Oando is just one of many Nigerian companies threatened by oil lower prices
The fast spreading coronavirus from China is threatening Nigeria’s primary source of revenue, oil.
Demand for oil has slumped in the months since the outbreak of the epidemic.
“Nigeria is still hopelessly dependent on crude oil and so anything the impacts the price or demand for crude oil impacts us. And because we have no fiscal buffers or significant foreign reserves the impacts will be significant,” Dr Nonso Obikili, Director at Turgot Centre for Economics and Policy Research said.
Global oil prices fell by as much as 15%, falling to a three-month low since the outbreak, putting pressure on Africa’s largest oil producer’s plan to raise N2.64 trillion in revenue from oil sales from output of two million barrels a day.

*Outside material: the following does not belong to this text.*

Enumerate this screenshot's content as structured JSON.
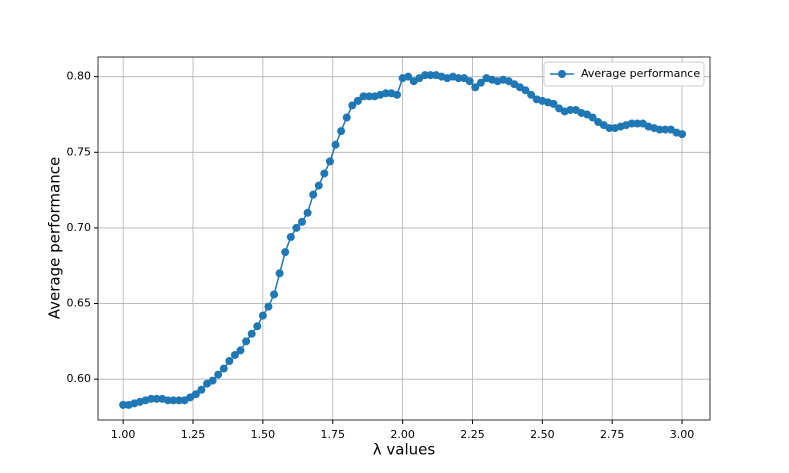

The benchmark price assumed in the national budget is $57 per barrel.
Brent Crude crude rallied to $54.80 on 6 February, from a low of $47 on Monday as impact of the coronavirus hit oil demand, according to data from Citigroup.
Citi projects Q2 Brent Crude prices at $50, down from a previous forecast of $68 per barrel; and expects Q3 Brent Crude prices to reach $53, down from $63 per barrel. It also revised the Q4 forecast to $58, up from $57 per barrel.
“In this instance if the oil prices drop further or if it remains in the 50s for a significant period of time then we could begin to see even more pressure on the already pressured exchange rate and even more pressure on the already struggling fiscal space,” Obikili said.